Ce 18 septembre marque un tournant historique dans l’univers médiatique camerounais. Après trente-huit années de service, d’élégance et d’excellence, Marie Françoise Ewolo a tiré sa révérence professionnelle, quittant le micro du journal de 13h qui fut, des décennies durant, sa tribune et son temple. Pour les auditeurs, sa voix était une  légende sonore. Elle était une présence rassurante, un repère quotidien, la certitude que l’information, livrée avec rigueur et justesse, parviendrait à leurs foyers. Rares sont celles et ceux qui n’ont pas été marqués, un jour ou l’autre, par son ton posé, son phrasé mesuré, son respect inaltérable de l’auditeur. La voix de Marie reste une signature, presque une respiration nationale. Elle fait partie de la classe de Jean Claude Ottou, ces journalistes qui sont devenus comme des marques de fabrique du journalisme camerounais. Écouter leur simple voix coupait la faim, et dans un pays où tout manque pour les pauvres, on peut comprendre le nombre de vies qu’elle a sauvées en passant sur les ondes. » Écouter Marie Françoise Ewolo, c’était comme suspendre le temps. Sa voix, claire et ferme, avait ce pouvoir étrange : On ne comptera jamais le nombre de camerounais qu’elle a effleurés, formés, simplement en étant présente, chaque jour, à travers ce rituel familier du 13h. Sa voix à la radio  était une main tendue dans l’invisible, une lumière discrète mais  tenace, une preuve que le journalisme, quand il se conjugue avec vérité, dignité et constance, peut changer la vie des gens.

Une carrière au service de l’éthique et de la nation.

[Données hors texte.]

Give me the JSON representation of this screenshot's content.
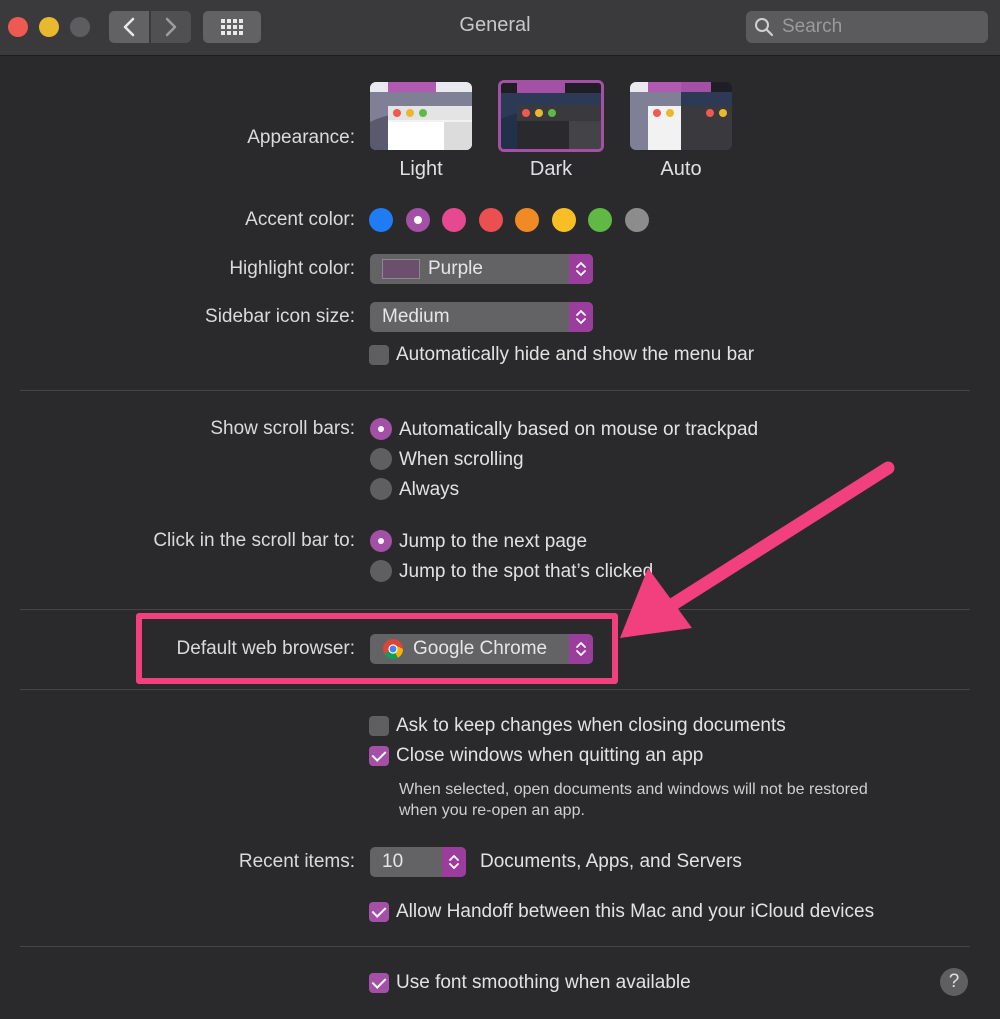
{
  "window": {
    "title": "General",
    "search_placeholder": "Search"
  },
  "appearance": {
    "label": "Appearance:",
    "options": [
      "Light",
      "Dark",
      "Auto"
    ],
    "selected": "Dark"
  },
  "accent": {
    "label": "Accent color:",
    "colors": [
      "#1f7cf4",
      "#a550a7",
      "#e6498f",
      "#ec4f52",
      "#f08a24",
      "#f7bf25",
      "#5fb944",
      "#8c8c8c"
    ],
    "selected_index": 1
  },
  "highlight": {
    "label": "Highlight color:",
    "value": "Purple",
    "swatch": "#6b4f6c"
  },
  "sidebar_icon": {
    "label": "Sidebar icon size:",
    "value": "Medium"
  },
  "menubar": {
    "label": "Automatically hide and show the menu bar",
    "checked": false
  },
  "scroll_bars": {
    "label": "Show scroll bars:",
    "options": [
      "Automatically based on mouse or trackpad",
      "When scrolling",
      "Always"
    ],
    "selected_index": 0
  },
  "click_scroll": {
    "label": "Click in the scroll bar to:",
    "options": [
      "Jump to the next page",
      "Jump to the spot that’s clicked"
    ],
    "selected_index": 0
  },
  "browser": {
    "label": "Default web browser:",
    "value": "Google Chrome"
  },
  "documents": {
    "ask_keep": "Ask to keep changes when closing documents",
    "ask_keep_checked": false,
    "close_windows": "Close windows when quitting an app",
    "close_windows_checked": true,
    "hint_line1": "When selected, open documents and windows will not be restored",
    "hint_line2": "when you re-open an app."
  },
  "recent": {
    "label": "Recent items:",
    "value": "10",
    "suffix": "Documents, Apps, and Servers"
  },
  "handoff": {
    "label": "Allow Handoff between this Mac and your iCloud devices",
    "checked": true
  },
  "smoothing": {
    "label": "Use font smoothing when available",
    "checked": true
  },
  "help": {
    "glyph": "?"
  },
  "colors": {
    "accent": "#a550a7",
    "annotation": "#f23f7e"
  }
}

Entrée à la radio nationale il y a près de quatre décennies, Marie Françoise Ewolo s’est imposée comme une belle  figure  du journalisme radiophonique. Plus qu’une journaliste, elle est devenue au fil du temps comme un modèle d’intégrité professionnelle, une école à elle seule. Des générations de journalistes ont appris à son contact, ou simplement à son écoute, ce que signifient l’exigence du mot juste, la noblesse du métier et la responsabilité sociale de l’information. Sa carrière, longue et exemplaire, représente  la fidélité à une mission : celle du service public. En 38 ans, elle aura traversé les époques, informé sans démagogie, éclairé sans outrance, servi sans faillir.

 

Des hommages unanimes, Un héritage impérissable

L’annonce de son départ en retraite  suscite  une vague d’émotion et de reconnaissance. Collègues, auditeurs et anonymes ont tenu à saluer une « grande dame », une « belle voix », une « monument de la radio ». « Une mission accomplie, une pause bien méritée », résument certains. D’autres insistent sur la possibilité qu’elle continue, même hors micro, à transmettre, conseiller, former et inspirer les plus jeunes. Tous, sans exception, expriment gratitude et admiration pour une carrière sans tâche et une personnalité dont la grandeur se conjugue avec humilité. Avec son départ, ce n’est pas seulement une page qui se tourne, mais un chapitre entier de l’histoire radiophonique du Cameroun qui se referme. Et pourtant, comme toutes les grandes voix, celle de Marie Françoise Ewolo ne disparaît pas. Elle se fond désormais dans la mémoire collective, dans l’ADN de la profession, dans le patrimoine sonore de la nation. Pour ses proches, elle restera « Mamoune ». Pour ses collègues, « la grande MF ». Pour le public, elle demeure une figure d’exemplarité. À l’heure où elle s’accorde un repos bien mérité, la radio la salue, le pays lui rend hommage, et l’histoire inscrit son nom en lettres majuscules. Bonne retraite, Marie Françoise Ewolo. Que cette nouvelle étape soit à la hauteur de la grandeur de ton parcours.